セラ:それはビーナスに持たせた通信用のイヤリングですか?
 
エマ:はい。ですが、石化した人々が増えてからビーナスからの連絡が途切れてます。
 
サクラ:こちらから連絡すれば誰か応答ないですかね?
 
エマ:試してみます。こちらアリュバス星のエマです。聞こえますか?
 
 エマがイヤリングに向けて何度か話しかけてみたが地球側からは応答はなかった。
 
サクラ:もう一度お願いします。
 
エマ:分かりました。ビーナス聞こえる?誰かいませんか?
 
 すると越褌の大きな声が聞こえて来た。
 
越褌:[聞こえてるぞ。メガ男くんとゆきさんもおるぞ。]
 
エマ:皆様お久しぶりです。やっと繋がった。トーマ様とタカール様が晴様とあれっくす様とテルという青年と地球に行ってる筈です。合流は出来ましたか?
 
越褌:[なんだって?!そりゃ大変だ!今すぐ一兄くんに連絡しないと!!]
 
 越褌は一兄に連絡するのにどこか行ったようでメガ男が話し出した。
 
メガ男:[いえ、まだ合流出来てません。トーマさん達はどこにいるんですか?ギア子は無事なんですか?]
 
エマ:ギア子様を助けに行ったはずですので連絡があると思います。そういえば久しくビーナスから連絡がないのですがどうしてますか?
 
メガ男:[・・・ビーナスは石化した人々を元に戻す為に。]
 
エマ:そうでしたか・・ビーナスは皆さんのお役に立てて幸せだったと思います。ですが、トーマ様達がそちらに行ってからこちらも色んな事が起きてまして・・。
 
サクラ:メガ男さんサクラです!トーマさんに急ぎで話さないといけない事があるの。
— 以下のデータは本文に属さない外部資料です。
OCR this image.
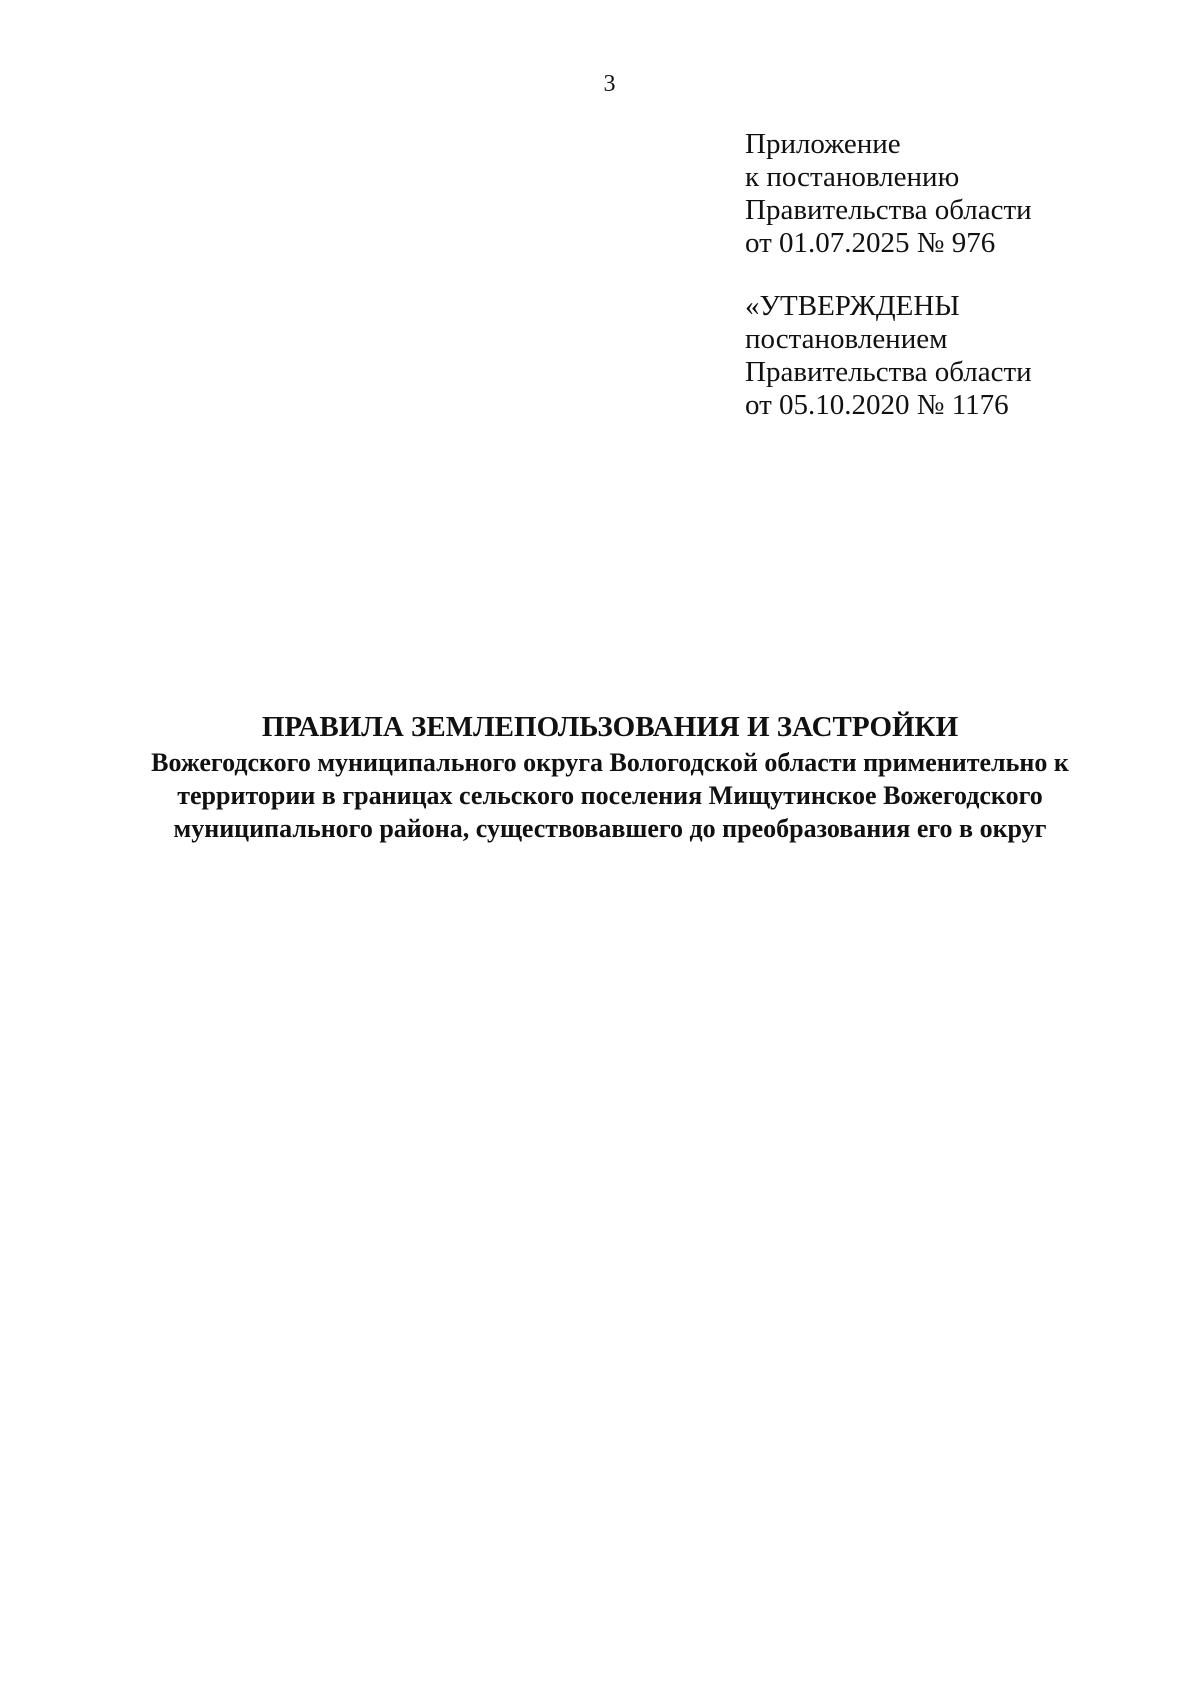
3
Приложение
к постановлению
Правительства области
от 01.07.2025 № 976
«УТВЕРЖДЕНЫ
постановлением
Правительства области
от 05.10.2020 № 1176
ПРАВИЛА ЗЕМЛЕПОЛЬЗОВАНИЯ И ЗАСТРОЙКИ
Вожегодского муниципального округа Вологодской области применительно к
территории в границах сельского поселения Мищутинское Вожегодского
муниципального района, существовавшего до преобразования его в округ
メガ男さんトーマさんに会ったら伝えて!
 
メガ男:「分かった。]
 
 するとその時にドアを叩く音が聞こえた。
 
エマ:私からもお願いします。また明日の夜にご連絡します・・誰か来たわ。
 
 エマはイヤリングを慌てて懐に隠した。
 
セラ:私が出るわ。
 
 セラがドアを開けるとそこにはダマール兵はが立っていた。
 
セラ:何のご用事でしょう?
 
ダマール兵:おやすみ前に失礼致します。グレイ様とサクラ様の婚儀の日取りが決まりましたのでご連絡致します。
 
セラ:え?
 
ダマール兵:次の満月の夜になりますのでよろしくお願いします。では、失礼致します。
 
 ダマール兵は無表情で伝えてると扉の前から消えて行った。
  
サクラ:次の満月の夜・・。
 
 サクラ達は窓の外を見ると月の形は上弦の月だった。
 
エマ:残り二週間後・・。
 
セラ:それまでに兄さん達が戻って来ないと・・。
 
サクラ:トーマさん達はこちらに帰って来るにはどうしたら。
 
エマ:頼電様がルーチェの門を開くしか・・。
 
セラ:私がダイナムに協力してくれるように話してみます。
 
サクラ:お願いします。
 
セラ:分かった、任せて。
 
 するとセラはダイナムに連絡する方法を考え始めた。